NEW YORK The field of possible buyers for Lehman Brothers narrowed Saturday, but the parties involved in the discussions over the wounded investment bank's future were at loggerheads over how to finance the rescue.
An investment banking official said Bank of America Corp. and Britain's Barclays Plc have emerged as the front runners for Lehman Brothers after a possible cash injection from its rival Wall Street banks and brokerages.
Top officials from the Federal Reserve and the Treasury Department and executives from several Wall Street banks met at the New York Fed's downtown Manhattan headquarters Saturday for the second day in a row try to hash out a deal to rescue Lehman Brothers.
The financial world was watching.
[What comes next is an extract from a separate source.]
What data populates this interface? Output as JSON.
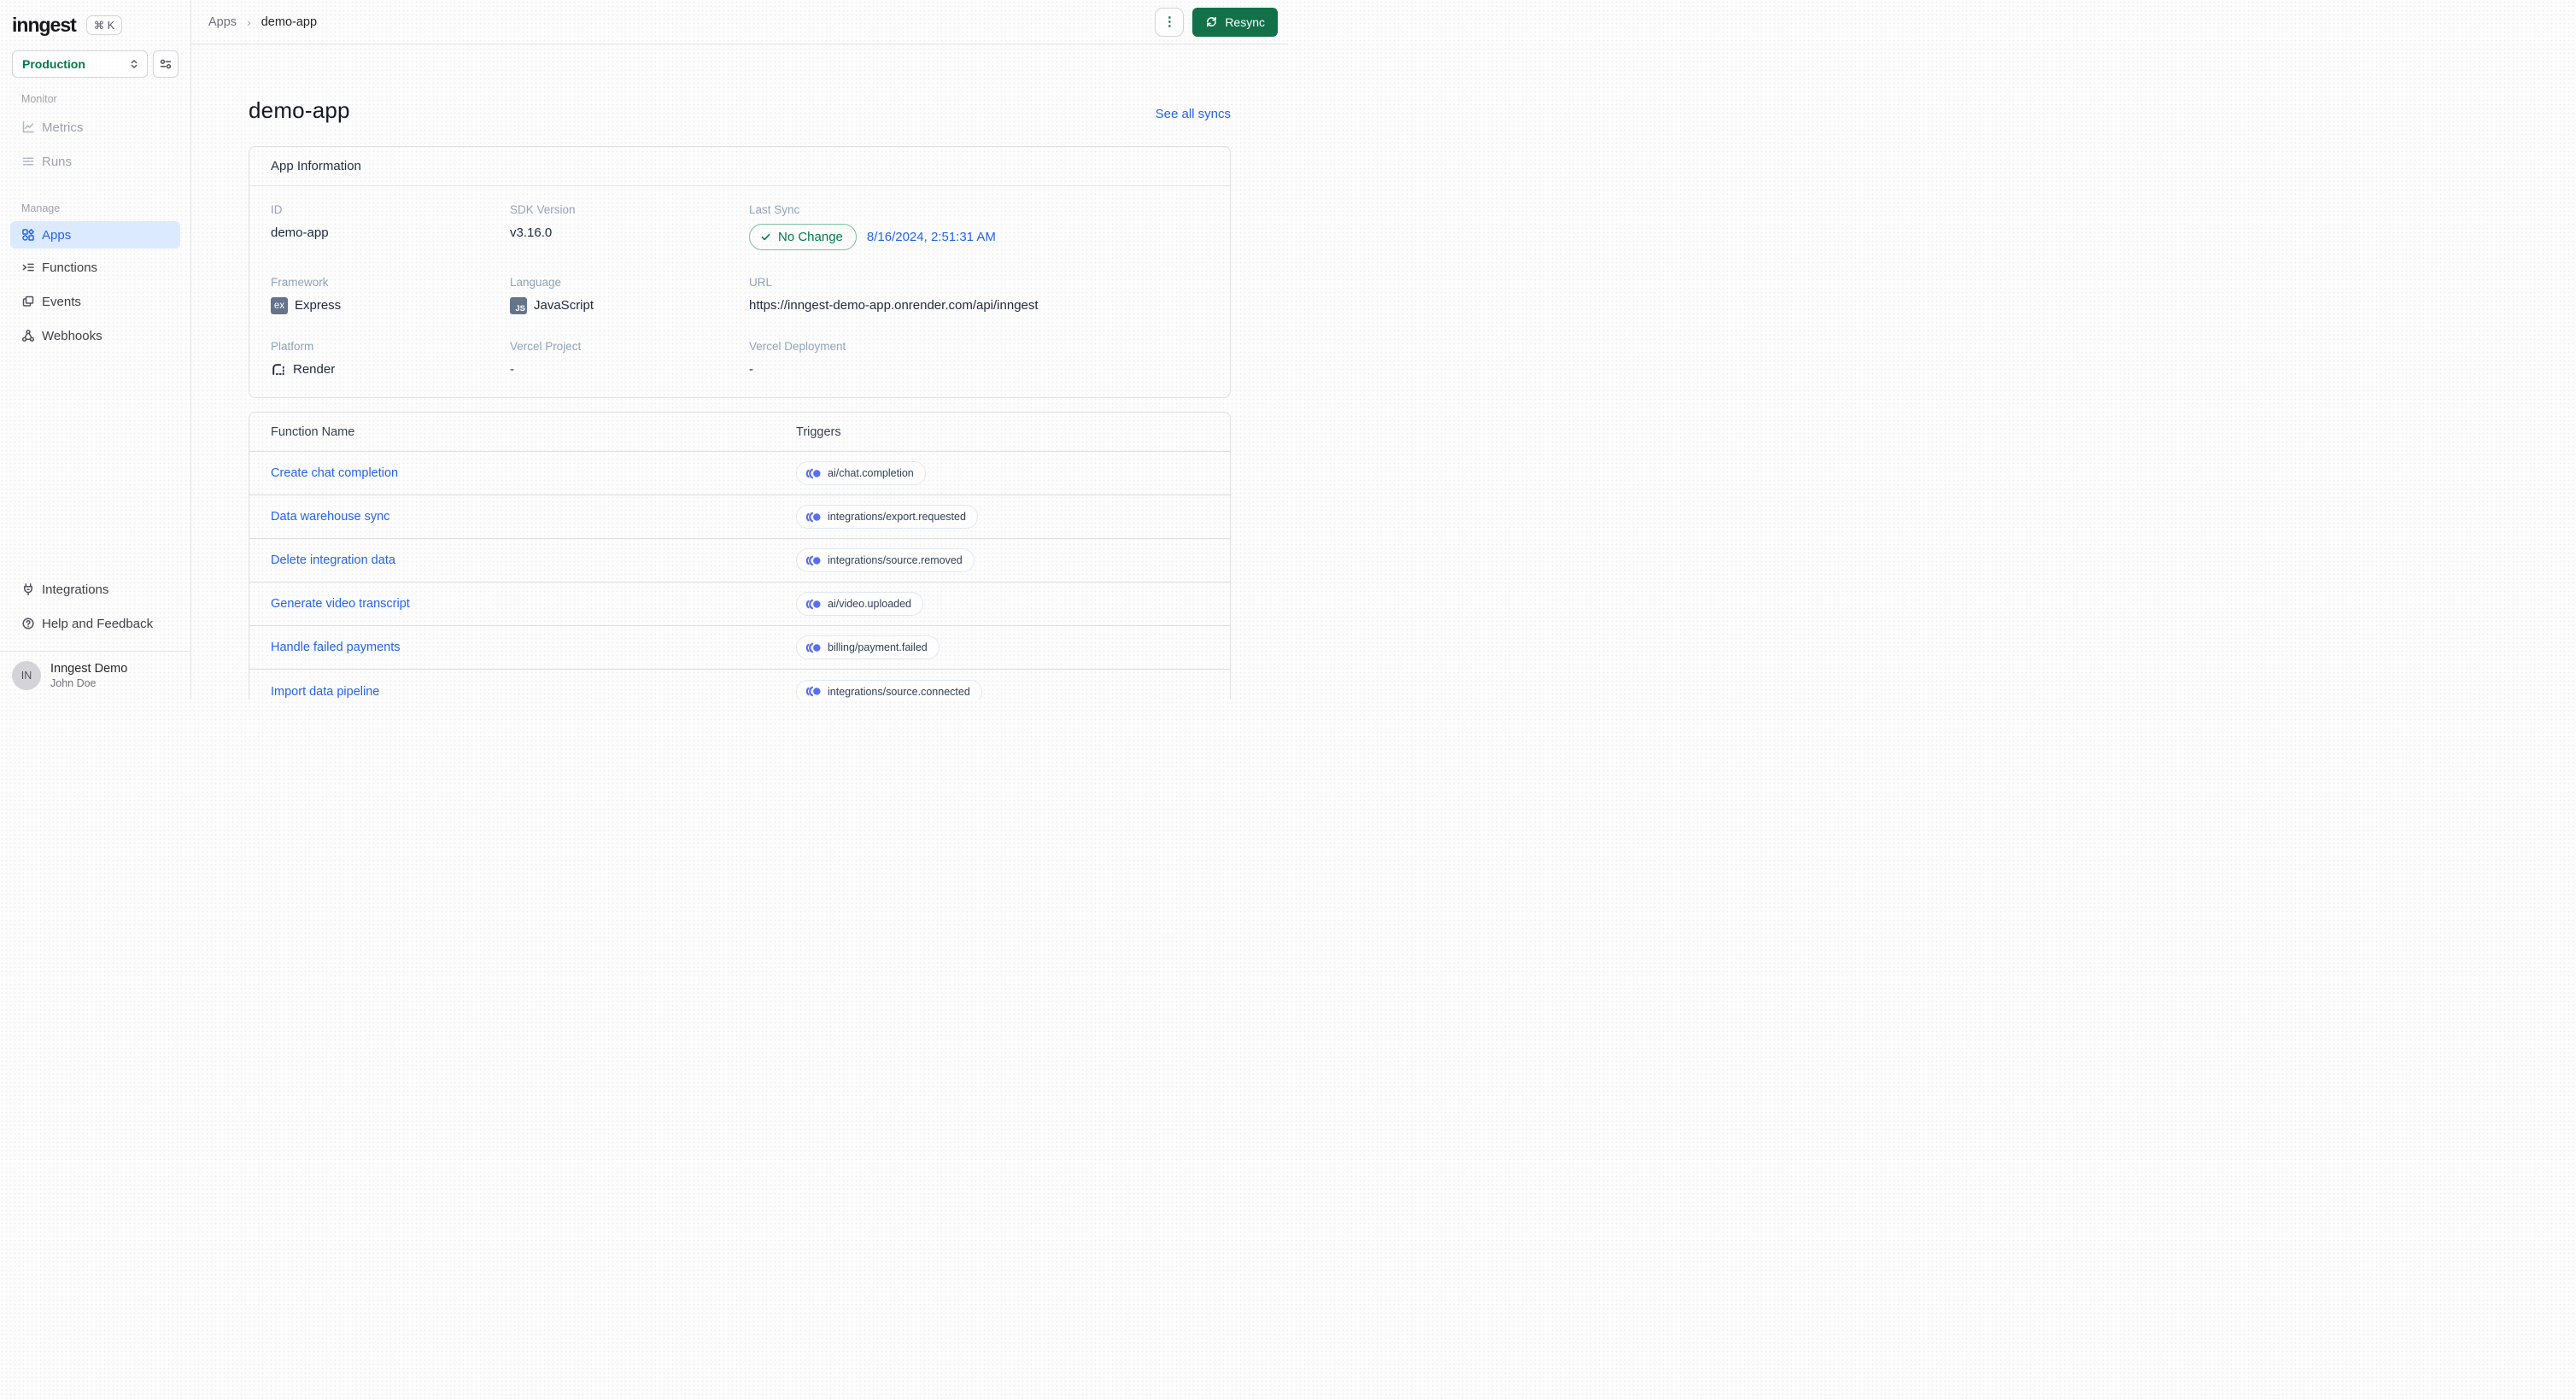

Failure could prompt skittish investors to unload shares of financial companies, a contagion that might affect stock markets at home and abroad when they reopen Monday.
Discussions are expected to continue Sunday, said Andrew Williams, a spokesman for the New York Fed.
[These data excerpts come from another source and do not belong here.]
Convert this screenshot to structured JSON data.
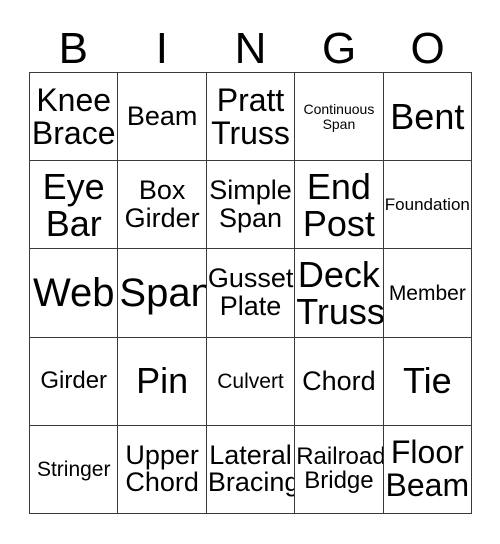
{
  "card": {
    "type": "bingo-card",
    "columns": 5,
    "rows": 5,
    "header_letters": [
      "B",
      "I",
      "N",
      "G",
      "O"
    ],
    "background_color": "#ffffff",
    "text_color": "#000000",
    "border_color": "#3a3a3a",
    "cells": [
      [
        {
          "text": "Knee\nBrace",
          "size": "lg",
          "lines": 2
        },
        {
          "text": "Beam",
          "size": "md",
          "lines": 1
        },
        {
          "text": "Pratt\nTruss",
          "size": "lg",
          "lines": 2
        },
        {
          "text": "Continuous\nSpan",
          "size": "tiny",
          "lines": 2
        },
        {
          "text": "Bent",
          "size": "xl",
          "lines": 1
        }
      ],
      [
        {
          "text": "Eye\nBar",
          "size": "xl",
          "lines": 2
        },
        {
          "text": "Box\nGirder",
          "size": "md",
          "lines": 2
        },
        {
          "text": "Simple\nSpan",
          "size": "md",
          "lines": 2
        },
        {
          "text": "End\nPost",
          "size": "xl",
          "lines": 2
        },
        {
          "text": "Foundation",
          "size": "xxs",
          "lines": 1
        }
      ],
      [
        {
          "text": "Web",
          "size": "xxl",
          "lines": 1
        },
        {
          "text": "Span",
          "size": "xxl",
          "lines": 1
        },
        {
          "text": "Gusset\nPlate",
          "size": "md",
          "lines": 2
        },
        {
          "text": "Deck\nTruss",
          "size": "xl",
          "lines": 2
        },
        {
          "text": "Member",
          "size": "xs",
          "lines": 1
        }
      ],
      [
        {
          "text": "Girder",
          "size": "sm",
          "lines": 1
        },
        {
          "text": "Pin",
          "size": "xl",
          "lines": 1
        },
        {
          "text": "Culvert",
          "size": "xs",
          "lines": 1
        },
        {
          "text": "Chord",
          "size": "md",
          "lines": 1
        },
        {
          "text": "Tie",
          "size": "xl",
          "lines": 1
        }
      ],
      [
        {
          "text": "Stringer",
          "size": "xs",
          "lines": 1
        },
        {
          "text": "Upper\nChord",
          "size": "md",
          "lines": 2
        },
        {
          "text": "Lateral\nBracing",
          "size": "md",
          "lines": 2
        },
        {
          "text": "Railroad\nBridge",
          "size": "sm",
          "lines": 2
        },
        {
          "text": "Floor\nBeam",
          "size": "lg",
          "lines": 2
        }
      ]
    ]
  }
}
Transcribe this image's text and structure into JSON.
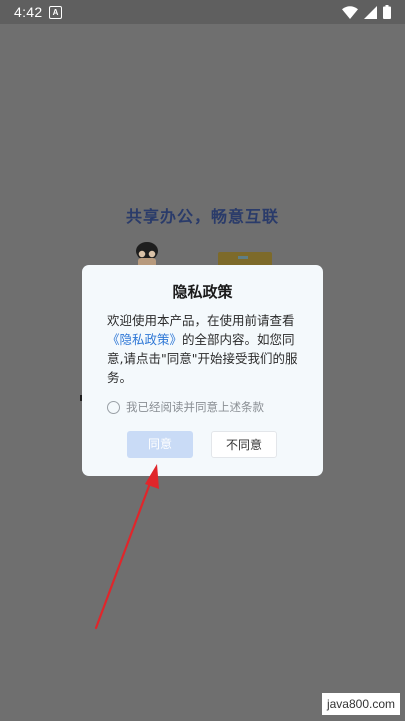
{
  "status_bar": {
    "time": "4:42",
    "notification_letter": "A",
    "icons": [
      "wifi-icon",
      "signal-icon",
      "battery-icon"
    ]
  },
  "background_app": {
    "slogan": "共享办公，畅意互联"
  },
  "dialog": {
    "title": "隐私政策",
    "body_prefix": "欢迎使用本产品，在使用前请查看",
    "policy_link": "《隐私政策》",
    "body_suffix": "的全部内容。如您同意,请点击\"同意\"开始接受我们的服务。",
    "checkbox_label": "我已经阅读并同意上述条款",
    "checkbox_checked": false,
    "agree_button": "同意",
    "disagree_button": "不同意"
  },
  "watermark": "java800.com",
  "colors": {
    "overlay": "#6f6f6f",
    "dialog_bg": "#f4f9fc",
    "link": "#2f78d6",
    "agree_button_bg": "#c9dbf6",
    "annotation_arrow": "#e0262b"
  }
}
The investment banking official, who asked not to be named because the talks were ongoing, said the investment houses were balking at paying to polish up Lehman's balance sheet so Bank of America or Barclays could buy a financially clean firm.
He said the investment banks were angling for the government to provide some money, as it did when it helped JPMorgan Chase & Co. buy Bear Stearns in March, because they would get little to nothing in return for their help.
The government has drawn a line in the sand over using taxpayer money to help rescue Lehman Brothers, however.
The official said the talks were tense and neither side appeared willing to back down.
Besides selling the company whole or piecemeal, Lehman could be liquidated, perhaps with financial firms agreeing to still do business with the company as it wound down.
Or, a financial company or companies could buy Lehman's "good" assets. Its shunned or devalued real-estate assets could be placed in a "bad bank" financed by other banks.
Saturday's participants included Treasury Secretary Henry Paulson, Timothy Geithner, president of the New York Fed, and Securities and Exchange Commission Chairman Christopher Cox.